Monday, August 8, 2011

State regulators and public oversight can help control health insurance premium increases


Big premium increases are a pretty familiar part of the health insurance landscape, especially for people who buy individual policies. A Kaiser Family Foundation survey recently found over three-quarters of individual subscribers saw their premiums go up last year, by an average of 20 percent.

Starting in September, many of the larger rate increases will get a second look. An Affordable Care Act provision requires review of proposed rate increases over 10 percent in individual and small group markets. Regulators must issue a public determination of whether a rate increase is “reasonable,” meaning whether it’s justified by the additional costs an insurer has or expects to incur.

What regulators don’t get to do under this part of the law: reject rate increases they deem “unreasonable.” States can make all the public fanfare they want out of an unjustified premium hike, but at the end of the day, the Affordable Care Act does not give them the power to say “no.”

Kaiser Health News’ Julie Appleby’s Washington Post story on this yesterday hit on the challenge this poses to actually bringing down premium increases. “There’s a real affordability crisis that wasn’t created by the federal health reform law but it’s not clear it was solved by [the law] either,” Micah Weinberg, a senior adviser with a San-Francisco-based nonprofit business organization, told her.

States, by and large, handle insurance industry regulation. Right now, just about half the states have the authority to reject some insurance rates that are unreasonable. The other half don’t. The health reform law won’t change that. And that’s the issue Weinberg gets at: Without giving regulators the ability to reject big premium increases, how much can the Affordable Care Act do to crack down on premium increases?

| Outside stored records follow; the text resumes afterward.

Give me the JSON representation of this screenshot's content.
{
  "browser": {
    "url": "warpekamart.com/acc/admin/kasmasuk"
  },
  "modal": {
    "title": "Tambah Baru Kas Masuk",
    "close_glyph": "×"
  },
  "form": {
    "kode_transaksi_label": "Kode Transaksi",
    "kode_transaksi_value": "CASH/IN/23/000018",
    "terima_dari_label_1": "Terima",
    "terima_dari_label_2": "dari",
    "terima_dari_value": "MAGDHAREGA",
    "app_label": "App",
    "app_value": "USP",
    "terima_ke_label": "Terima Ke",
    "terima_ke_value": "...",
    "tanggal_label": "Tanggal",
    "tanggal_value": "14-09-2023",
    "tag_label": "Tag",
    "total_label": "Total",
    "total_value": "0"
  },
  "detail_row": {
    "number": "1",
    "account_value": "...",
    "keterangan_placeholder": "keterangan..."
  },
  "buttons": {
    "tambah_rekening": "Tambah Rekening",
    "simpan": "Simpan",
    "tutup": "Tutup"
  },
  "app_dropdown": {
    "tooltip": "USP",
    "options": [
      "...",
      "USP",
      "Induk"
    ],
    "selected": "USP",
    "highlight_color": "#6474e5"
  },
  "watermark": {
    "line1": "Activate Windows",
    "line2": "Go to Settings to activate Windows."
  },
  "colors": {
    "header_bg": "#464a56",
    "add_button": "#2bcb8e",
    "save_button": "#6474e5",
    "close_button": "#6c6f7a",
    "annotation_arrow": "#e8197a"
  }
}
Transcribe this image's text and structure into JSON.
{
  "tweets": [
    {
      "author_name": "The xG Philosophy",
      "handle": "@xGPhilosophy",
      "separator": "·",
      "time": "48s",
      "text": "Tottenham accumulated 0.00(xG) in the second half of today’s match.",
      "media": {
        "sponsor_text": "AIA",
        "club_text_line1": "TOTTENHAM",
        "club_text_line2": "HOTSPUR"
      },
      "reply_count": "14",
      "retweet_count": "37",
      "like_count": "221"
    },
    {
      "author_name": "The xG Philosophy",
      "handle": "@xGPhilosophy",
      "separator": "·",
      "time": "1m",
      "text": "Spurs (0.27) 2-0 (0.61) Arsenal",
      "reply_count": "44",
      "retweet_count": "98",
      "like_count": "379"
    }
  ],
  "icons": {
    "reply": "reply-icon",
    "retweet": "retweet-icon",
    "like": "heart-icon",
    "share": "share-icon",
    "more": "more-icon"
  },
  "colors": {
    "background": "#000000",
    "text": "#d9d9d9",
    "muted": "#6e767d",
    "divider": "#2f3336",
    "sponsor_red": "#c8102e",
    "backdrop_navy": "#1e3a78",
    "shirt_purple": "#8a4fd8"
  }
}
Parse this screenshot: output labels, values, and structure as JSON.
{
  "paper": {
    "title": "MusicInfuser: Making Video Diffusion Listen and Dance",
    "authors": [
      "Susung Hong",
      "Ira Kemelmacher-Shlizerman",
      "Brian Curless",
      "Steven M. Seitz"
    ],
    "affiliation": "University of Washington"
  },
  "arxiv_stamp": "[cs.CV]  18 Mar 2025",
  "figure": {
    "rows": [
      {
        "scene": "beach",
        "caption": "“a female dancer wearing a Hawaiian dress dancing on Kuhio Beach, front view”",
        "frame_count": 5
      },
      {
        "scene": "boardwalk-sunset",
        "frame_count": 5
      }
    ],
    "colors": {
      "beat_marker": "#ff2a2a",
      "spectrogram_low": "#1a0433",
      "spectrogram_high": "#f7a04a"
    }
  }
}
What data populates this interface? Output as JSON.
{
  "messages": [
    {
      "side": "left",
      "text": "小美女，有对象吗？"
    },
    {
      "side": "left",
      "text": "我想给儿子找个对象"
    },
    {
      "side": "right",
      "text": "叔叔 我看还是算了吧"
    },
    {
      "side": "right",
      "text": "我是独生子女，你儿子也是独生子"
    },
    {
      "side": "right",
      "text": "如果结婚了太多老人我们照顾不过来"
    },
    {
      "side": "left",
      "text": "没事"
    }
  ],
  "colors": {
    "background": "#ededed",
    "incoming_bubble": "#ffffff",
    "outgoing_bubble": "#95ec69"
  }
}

A decent amount, actually. First, it’s important to keep in mind that the authority to reject rate increases doesn’t necessarily mean stricter scrutiny. North Carolina, for example, is one of the states that can reject just about any rate hike. But the state doesn’t use that power very much. In fact, a GAO report released last week had them dead last on rate hikes rejected or lowered last year, turning back just 1 percent of proposed increases.

Second, public oversight can be a pretty powerful tool. Compare North Carolina to California, a state that has absolutely no authority to reject rates. This year, California regulators have seized on just about any news report of a big rate increase and successfully pushed most major insurers to lower their premium increases themselves. Anthem Blue Cross recently dropped a rate increase to just below the 10 percent threshold, from 16.4 percent to 9.1, while Blue Shield of California withdrew an increase, for some subscribers as high as 86 percent, altogether.

California is a state that can’t say “no” to big premium increases. But it essentially has, with regulators who have made the review of insurance increases a very public affair.

To be sure, California’s aggressive rate regulation carries a risk. Pushing down rates too low can destabilize the individual insurance market, by driving premiums well below the point where they cover subscribers’ medical costs. Blue Shield of California, one of the companies to withdraw an increase, estimates it lost $27 million in the individual market in 2010, and projects that number will grow this year.

For states that do want to regulate aggressively, they seem to recognize that public oversight can be a powerful tool. Forty-five states received Affordable Care Act grants to strengthen their rate review processes; 41 of those states are using the money to make more information about rate increases available to the public. Only 15, however, are spending money seeking more legislative authority to turn down rate increases.

States could get all the prior approval powers in the world. That would by no means guarantee they’d be used. But the role of public oversight, and its potential regulatory powers, is shaping up to be a pretty powerful tool. How much scrutiny insurance rates get will hinge less on what new powers come from the Affordable Care Act, and more on how regulators use them.